Way back when, during a hiatus while awaiting for word on a grant application, I was a GP seeing mostly rural patients up in the Connecticut hills north of Simsbury. House calls were frequently required. One late evening I was called to see a sick lady for a “bad cough and fever.” Walking into shabby living room of a small farmhouse off the main road, I was ushered into the sparsely furnished bedroom by a tall, middle aged woodsman, unshaven, who looked vaguely menacing, reminiscent of a New England redneck. Sitting on one of the twin beds was a thin, almost skeletal lady looking much older than her stated age of 58. The patient was flushed, with fairly rapid breathing and a temperature of 103.

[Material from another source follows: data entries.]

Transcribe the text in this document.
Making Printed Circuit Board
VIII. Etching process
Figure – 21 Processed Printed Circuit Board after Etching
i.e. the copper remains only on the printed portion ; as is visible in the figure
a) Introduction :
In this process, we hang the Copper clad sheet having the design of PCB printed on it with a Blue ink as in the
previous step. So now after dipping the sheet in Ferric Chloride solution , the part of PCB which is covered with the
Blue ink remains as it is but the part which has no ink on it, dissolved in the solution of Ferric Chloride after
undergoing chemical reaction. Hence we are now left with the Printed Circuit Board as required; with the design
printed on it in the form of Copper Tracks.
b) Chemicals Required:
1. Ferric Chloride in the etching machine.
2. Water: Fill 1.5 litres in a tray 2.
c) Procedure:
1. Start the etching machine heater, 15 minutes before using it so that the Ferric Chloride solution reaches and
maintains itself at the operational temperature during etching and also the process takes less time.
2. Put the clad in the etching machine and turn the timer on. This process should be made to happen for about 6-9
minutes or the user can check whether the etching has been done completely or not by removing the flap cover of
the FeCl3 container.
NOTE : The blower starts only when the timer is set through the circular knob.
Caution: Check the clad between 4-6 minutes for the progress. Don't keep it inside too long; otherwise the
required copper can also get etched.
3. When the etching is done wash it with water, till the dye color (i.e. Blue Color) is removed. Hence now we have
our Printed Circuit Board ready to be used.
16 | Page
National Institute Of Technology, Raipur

After draping the patient and asking her to take off her blouse, I began listening to her heart and immediately heard loud murmurs indicating valvular heart disease, along with loud crackles in her lungs, a sign of complicating pneumonia. By this time, her husband who had been lurking next to the patient and staring wide-eyed at me, suddenly left the room, returning with a large shotgun. Pointing the gun in my direction, he announced, “That’s enough. Get out!” I was dumbstruck, but though concerned about about the sick wife, I quickly departed.
The next day I told Ed, my older partner what had happened. He did not seem surprised, but explained simply, “Oh! that’s Clive Johnson. The guy’s crazy; always pulls something like that when you try to examine his wife. ”
P.S. The patient recovered after seeing Ed that afternoon. I never asked him if Clive was around when he examined her chest.